15th February 2013
Fridge light illuminates the kitchen, as I swallow a mouthful of milk, I am careful, I am quiet. Your carer sits in the lounge watching you, you are here, in the house, asleep under the same roof as me and your children.
I wander by your bed, I cannot help but pause, a long while passes as the smile that creeps across my face, spreads inside and out, giving me rest, feeding peace to my soul tonight. Watching your chest heave with sleep and drinking in the family home and love. And oh how I love you Alex, and if only I could do more.
The funds we (makingwavesforalex.co.uk) have raised have funded this weekend, but it's not sustainable, not a long term solution.
But I think not of this tonight. Too content with you here for a few days, not a rushed one night stay, but 3 whole nights and 4 whole days! And my word how I am blessed, privileged and blessed to be able to be here to be there for you and for our kids.

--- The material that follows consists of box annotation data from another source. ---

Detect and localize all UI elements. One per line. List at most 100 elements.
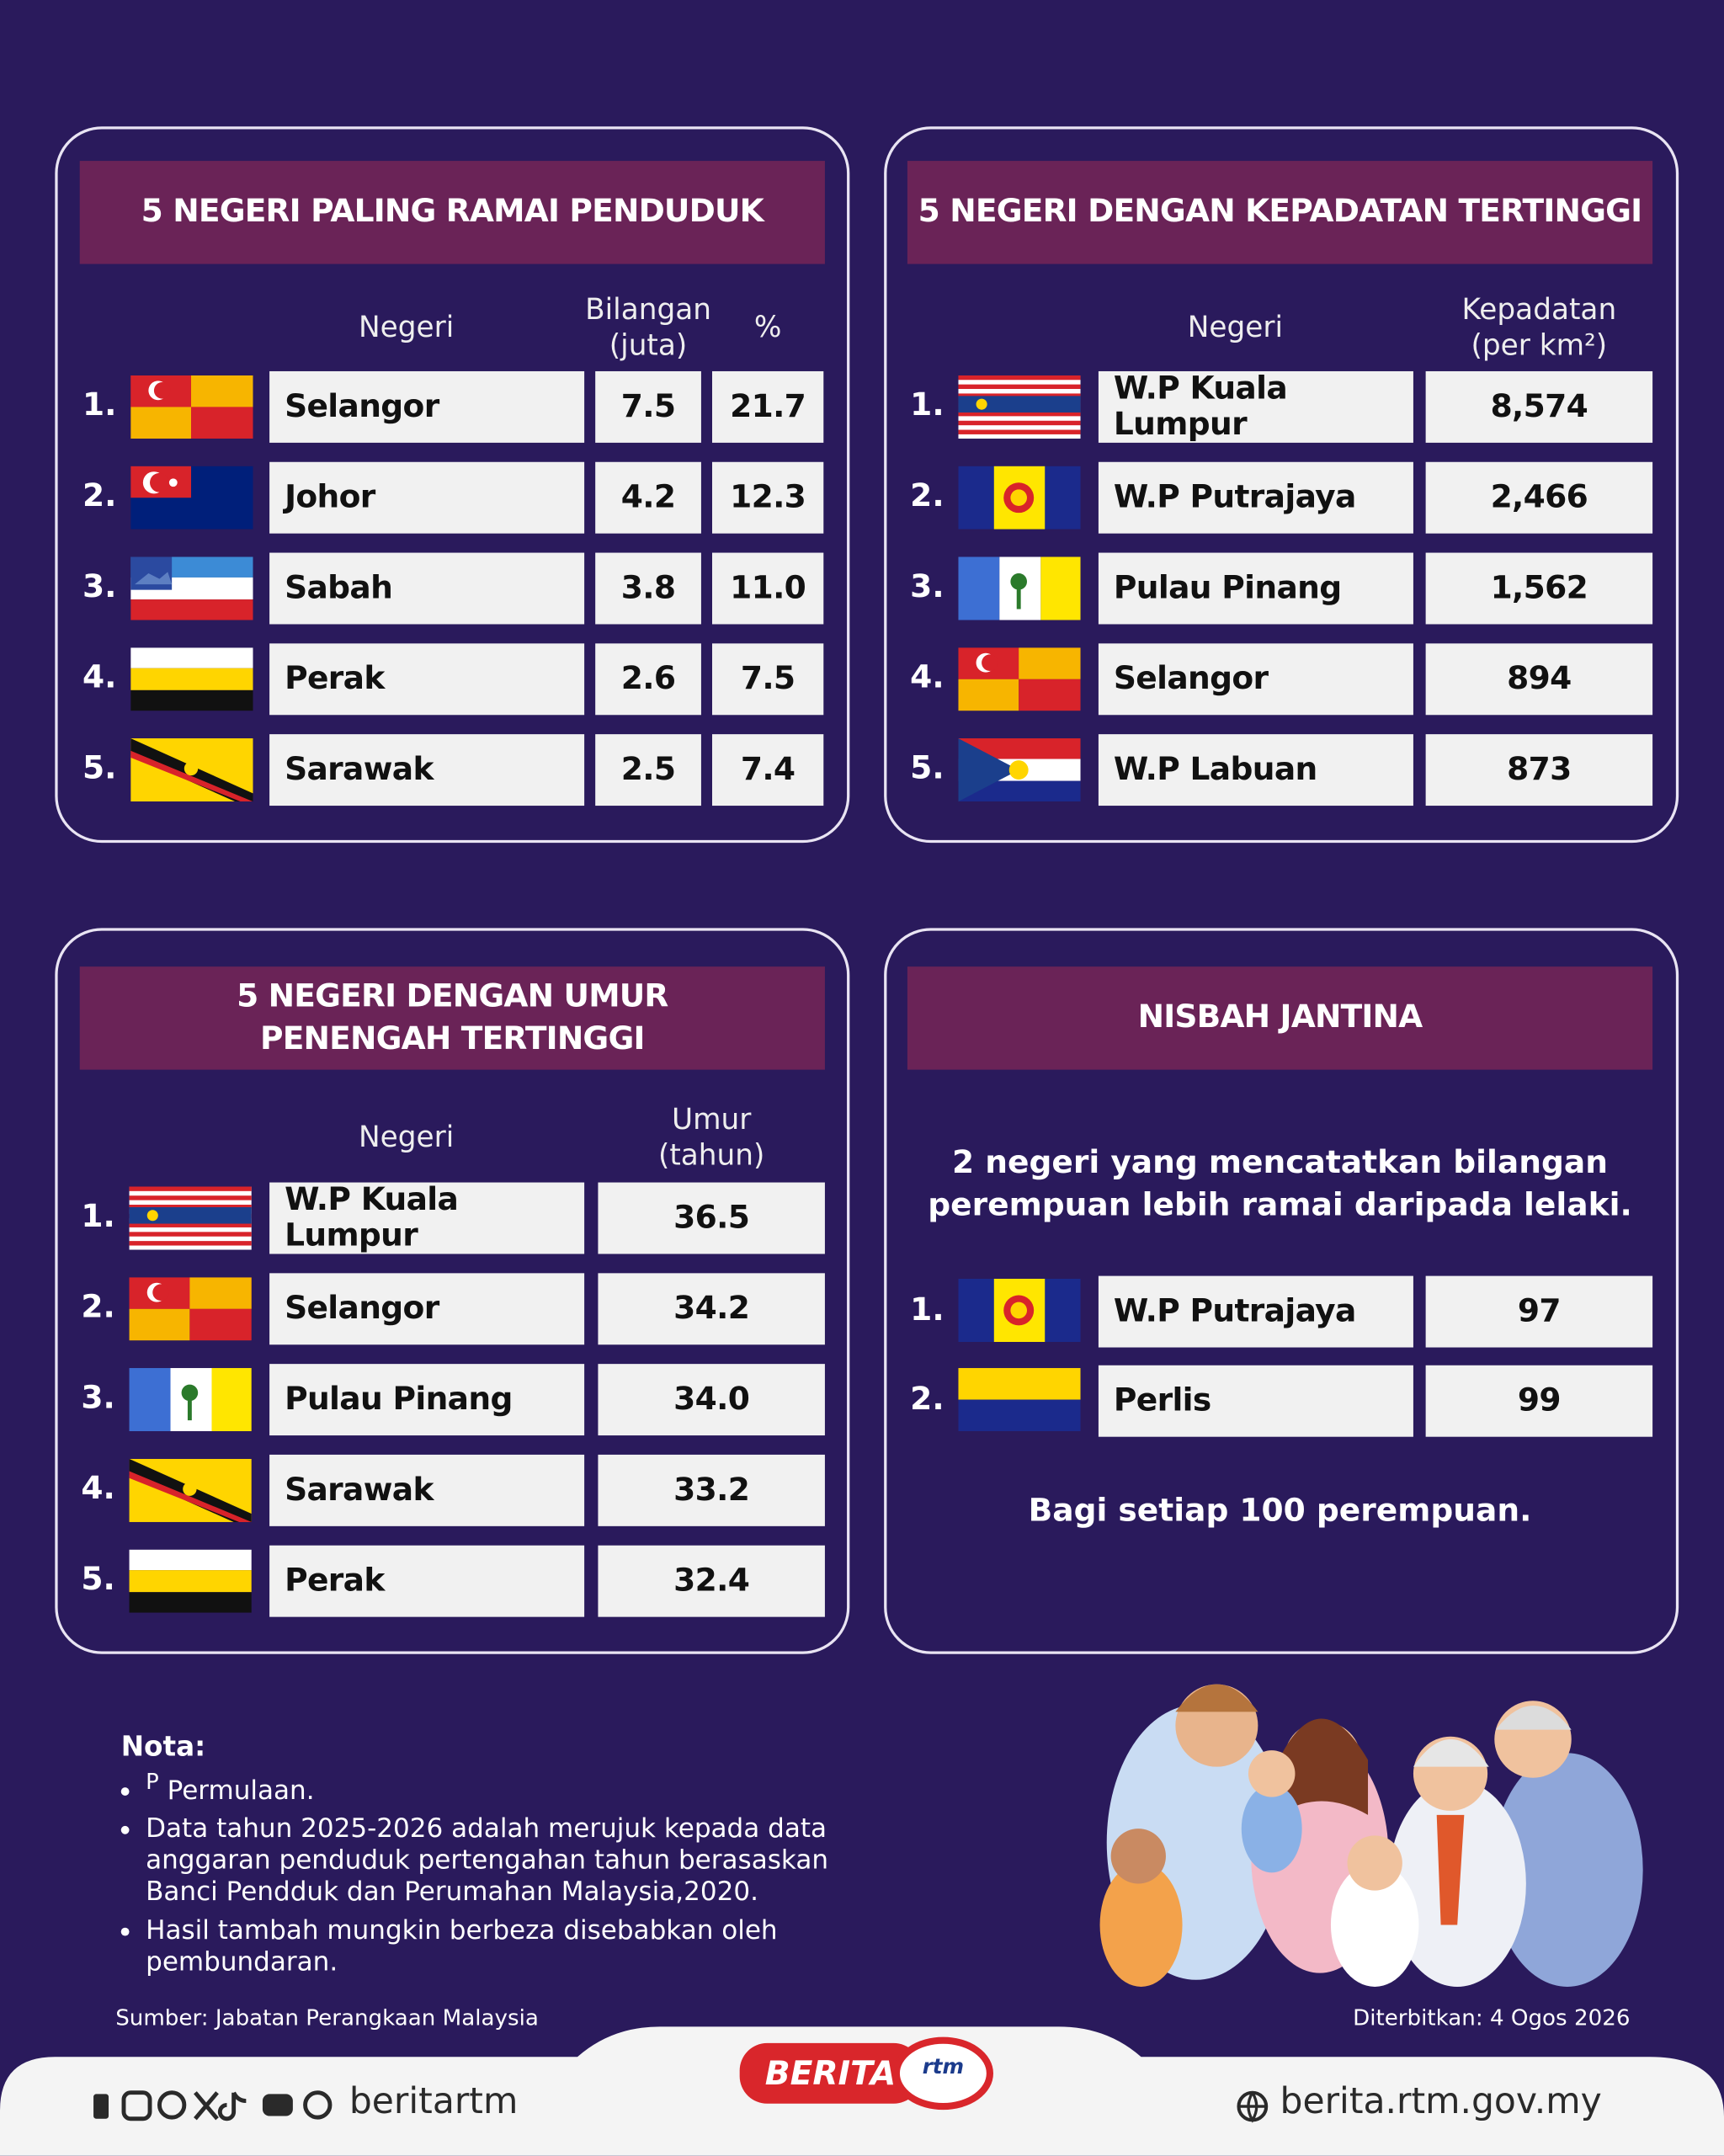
intro-line: perempuan lebih ramai daripada lelaki. — [928, 1188, 1632, 1224]
flag-art — [130, 556, 253, 620]
header-line: Negeri — [358, 1121, 455, 1154]
panel-title: 5 NEGERI DENGAN UMUR PENENGAH TERTINGGI — [79, 966, 825, 1070]
panel-title: 5 NEGERI DENGAN KEPADATAN TERTINGGI — [907, 161, 1653, 264]
rank: 1. — [81, 1199, 115, 1235]
title-line: 5 NEGERI DENGAN KEPADATAN TERTINGGI — [918, 194, 1642, 230]
logo-text: BERITA — [764, 2054, 897, 2093]
value: 33.2 — [598, 1454, 825, 1526]
flag — [958, 1278, 1081, 1343]
header-line: Umur — [671, 1102, 752, 1137]
state-name: Perak — [269, 643, 585, 716]
rank: 5. — [910, 750, 944, 787]
flag-art — [130, 738, 253, 802]
column-header: Umur (tahun) — [584, 1099, 838, 1175]
social-handle[interactable]: beritartm — [349, 2081, 519, 2123]
value: 99 — [1425, 1365, 1653, 1437]
state-name: W.P Putrajaya — [1098, 1275, 1413, 1348]
flag — [130, 738, 253, 802]
website[interactable]: berita.rtm.gov.my — [1280, 2081, 1602, 2123]
title-line: PENENGAH TERTINGGI — [259, 1020, 645, 1057]
flag-art — [129, 1458, 252, 1522]
state-name: Pulau Pinang — [1098, 552, 1413, 625]
flag — [958, 738, 1081, 802]
rank: 4. — [82, 659, 117, 696]
value: 1,562 — [1425, 552, 1653, 625]
footnote: Bagi setiap 100 perempuan. — [1028, 1493, 1532, 1530]
rank: 2. — [82, 478, 117, 514]
flag-art — [129, 1277, 252, 1341]
flag — [129, 1549, 252, 1613]
rank: 1. — [82, 387, 117, 424]
flag-art — [958, 647, 1081, 711]
value: 36.5 — [598, 1182, 825, 1254]
value: 8,574 — [1425, 370, 1653, 443]
panel — [55, 928, 850, 1654]
value: 7.5 — [595, 370, 701, 443]
flag — [129, 1186, 252, 1250]
state-name: W.P Kuala Lumpur — [269, 1182, 585, 1254]
flag-art — [130, 466, 253, 530]
value: 2.5 — [595, 734, 701, 807]
flag — [958, 375, 1081, 439]
state-name: Sabah — [269, 552, 585, 625]
rank: 5. — [81, 1562, 115, 1598]
value: 34.2 — [598, 1273, 825, 1345]
title-line: 5 NEGERI PALING RAMAI PENDUDUK — [141, 194, 764, 230]
flag-art — [958, 1368, 1081, 1432]
flag-art — [958, 738, 1081, 802]
value: 12.3 — [711, 461, 824, 534]
state-name: W.P Labuan — [1098, 734, 1413, 807]
rank: 4. — [910, 659, 944, 696]
flag — [129, 1458, 252, 1522]
column-header: % — [699, 289, 838, 365]
value: 2,466 — [1425, 461, 1653, 534]
column-header: Negeri — [1057, 289, 1413, 365]
flag-art — [958, 556, 1081, 620]
value: 873 — [1425, 734, 1653, 807]
header-line: Negeri — [1187, 311, 1284, 344]
flag-art — [129, 1368, 252, 1432]
notes-list: P Permulaan. Data tahun 2025-2026 adalah … — [91, 1765, 888, 1986]
state-name: Johor — [269, 461, 585, 534]
state-name: W.P Putrajaya — [1098, 461, 1413, 534]
state-name: W.P Kuala Lumpur — [1098, 370, 1413, 443]
flag-art — [129, 1549, 252, 1613]
flag-art — [958, 375, 1081, 439]
source: Sumber: Jabatan Perangkaan Malaysia — [115, 2004, 539, 2031]
note-text: Hasil tambah mungkin berbeza disebabkan … — [146, 1915, 778, 1978]
column-header: Bilangan (juta) — [582, 289, 715, 365]
rank: 3. — [910, 569, 944, 605]
note-sup: P — [146, 1768, 159, 1795]
header-line: (tahun) — [657, 1138, 765, 1172]
state-name: Selangor — [269, 370, 585, 443]
rank: 2. — [910, 1381, 944, 1418]
rank: 1. — [910, 1292, 944, 1328]
logo-mark-text: rtm — [922, 2054, 965, 2079]
flag — [130, 466, 253, 530]
state-name: Selangor — [269, 1273, 585, 1345]
flag — [130, 647, 253, 711]
column-header: Negeri — [228, 1099, 584, 1175]
value: 34.0 — [598, 1364, 825, 1436]
state-name: Perak — [269, 1545, 585, 1617]
state-name: Selangor — [1098, 643, 1413, 716]
flag-art — [958, 466, 1081, 530]
header-line: Kepadatan — [1461, 292, 1617, 327]
state-name: Pulau Pinang — [269, 1364, 585, 1436]
social-icons — [93, 2090, 1269, 2123]
panel-title: 5 NEGERI PALING RAMAI PENDUDUK — [79, 161, 825, 264]
value: 4.2 — [595, 461, 701, 534]
rank: 4. — [81, 1471, 115, 1507]
value: 2.6 — [595, 643, 701, 716]
note-text: Data tahun 2025-2026 adalah merujuk kepa… — [146, 1813, 829, 1908]
flag-art — [129, 1186, 252, 1250]
rank: 1. — [910, 387, 944, 424]
rank: 5. — [82, 750, 117, 787]
state-name: Sarawak — [269, 1454, 585, 1526]
value: 3.8 — [595, 552, 701, 625]
flag — [130, 375, 253, 439]
panel — [884, 126, 1679, 844]
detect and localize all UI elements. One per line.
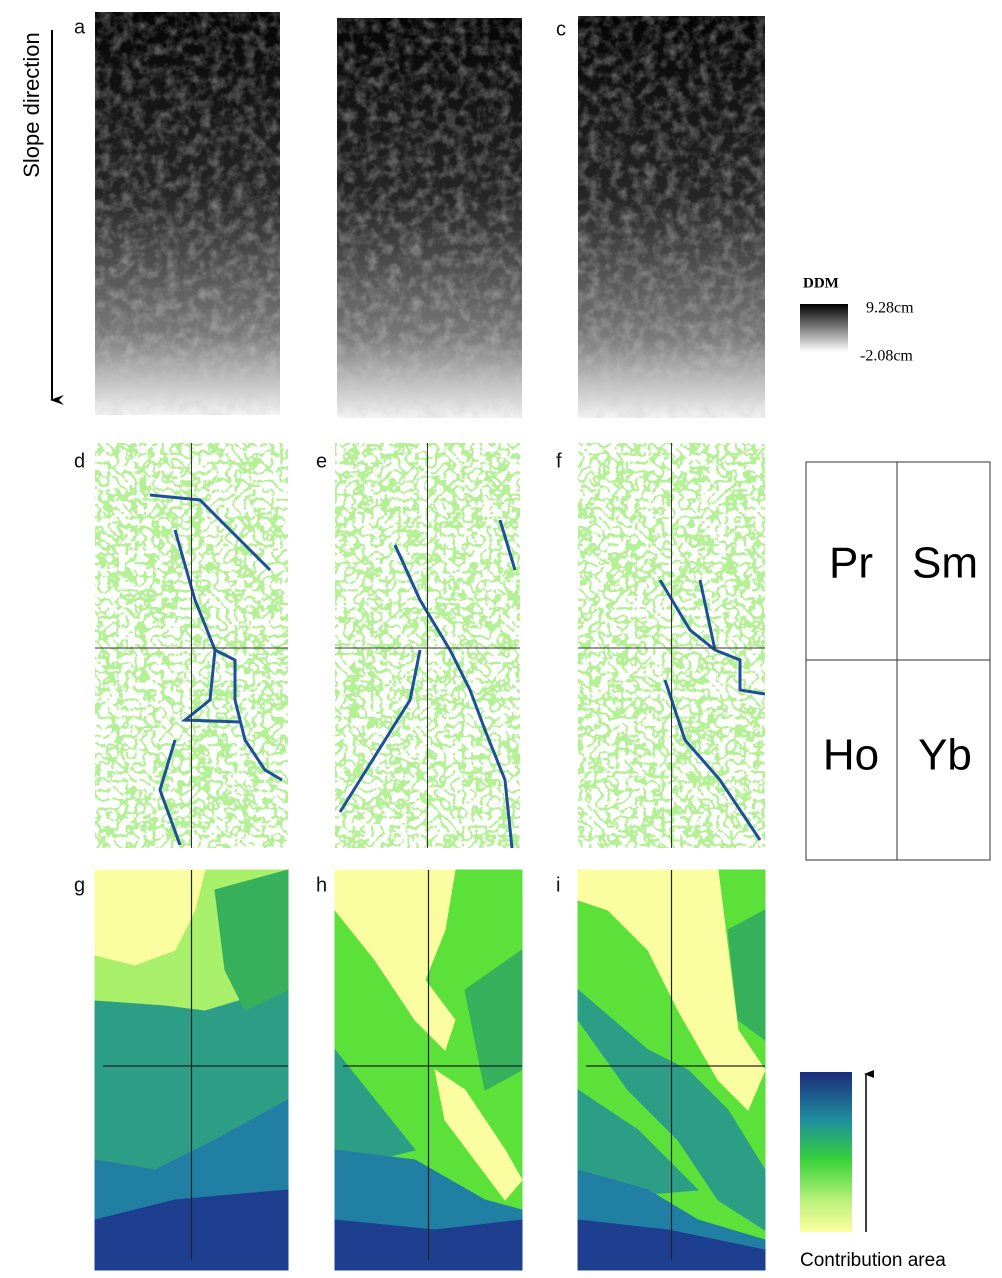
panel-label: h — [316, 874, 327, 896]
catchment — [464, 949, 523, 1091]
contribution-label: Contribution area — [800, 1250, 946, 1271]
ddm-max: 9.28cm — [866, 300, 914, 317]
panel-label: c — [556, 18, 566, 40]
panel-label: d — [74, 450, 85, 472]
ddm-texture — [337, 18, 522, 418]
ddm-title: DDM — [803, 275, 839, 291]
panel-label: e — [316, 450, 327, 472]
species-label: Sm — [912, 539, 978, 588]
main-channel — [338, 519, 517, 849]
ddm-texture — [578, 16, 765, 418]
catchment — [214, 869, 289, 1011]
main-channel — [149, 493, 283, 846]
panel-label: a — [74, 16, 86, 38]
panel-label: g — [74, 874, 85, 896]
contribution-map — [334, 869, 523, 1271]
species-label: Yb — [918, 731, 972, 780]
species-label: Ho — [823, 731, 879, 780]
panel-label: i — [556, 874, 560, 896]
contribution-colorbar — [800, 1072, 852, 1232]
ddm-colorbar — [800, 304, 848, 352]
main-channel — [658, 579, 766, 841]
slope-label: Slope direction — [19, 32, 44, 178]
species-label: Pr — [829, 539, 873, 588]
species-box — [805, 461, 991, 861]
catchment — [334, 869, 456, 1051]
catchment — [727, 909, 766, 1041]
catchment — [334, 1048, 416, 1171]
ddm-texture — [95, 12, 280, 415]
catchment — [94, 869, 206, 966]
contribution-map — [94, 869, 289, 1271]
catchment — [577, 1089, 700, 1201]
catchment — [434, 1068, 523, 1201]
ddm-min: -2.08cm — [860, 348, 913, 365]
panel-label: f — [556, 450, 562, 472]
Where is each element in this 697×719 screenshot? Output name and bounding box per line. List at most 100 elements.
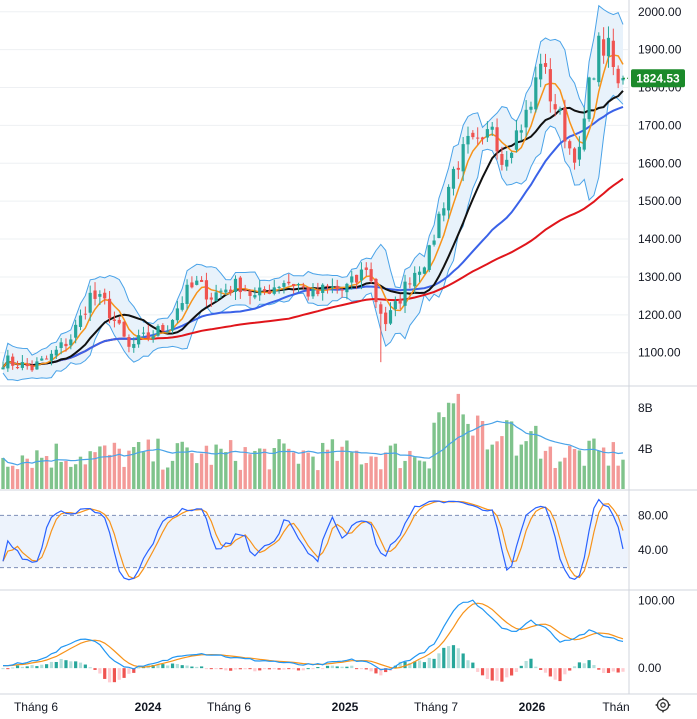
candle-33 [161,323,165,332]
candle-115 [558,106,562,115]
candle-19 [93,282,97,306]
volume-bar-8 [40,457,44,489]
candle-72 [350,270,354,290]
candle-48 [233,275,238,300]
macd-histogram-102 [495,668,499,681]
macd-histogram-85 [413,661,417,669]
candle-27 [132,337,136,353]
bollinger-upper-line [2,4,624,362]
candle-body-73 [354,274,359,283]
candle-body-32 [156,326,160,336]
volume-bar-80 [388,445,393,489]
candle-18 [88,285,92,322]
candle-119 [577,136,582,167]
macd-histogram-123 [597,668,601,670]
candle-body-50 [243,289,247,292]
candle-109 [529,101,533,114]
volume-bar-57 [277,439,281,489]
macd-histogram-5 [25,666,29,669]
stoch-d-line [2,500,624,580]
candle-body-38 [185,284,189,304]
macd-histogram-98 [476,668,480,672]
stoch-band [0,515,628,568]
candle-128 [621,75,625,85]
candle-body-80 [388,310,393,324]
volume-bar-19 [93,452,97,489]
candle-103 [500,146,504,171]
candle-117 [568,139,572,155]
candle-body-81 [393,301,397,310]
volume-bar-56 [272,447,276,489]
settings-gear-icon[interactable] [655,697,671,713]
candle-body-25 [122,321,126,337]
volume-bar-33 [161,469,165,489]
macd-signal-line [3,602,624,669]
candle-body-21 [103,292,107,299]
candle-76 [369,262,373,284]
candle-82 [398,294,402,310]
volume-bar-109 [529,431,533,489]
candle-body-41 [199,279,204,282]
macd-histogram-56 [272,668,276,670]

I walk slowly up the stairs, you asked me to stay with you tonight, 'why was I going to bed upstairs?' you asked. When I reassure you I'd wait with you till you fell asleep you turn your head 'ok' you sigh smiling.
And tonight, tonight, I do not feel the guilt or terror or desperation knowing I am leaving you in a care home. You are here, you are still mine, our love still runs so so deep.
And tonight my angel, tonight, you and I sleep under the same roof, the same house, the same street under the same stars and I love that I am with you tonight, all night.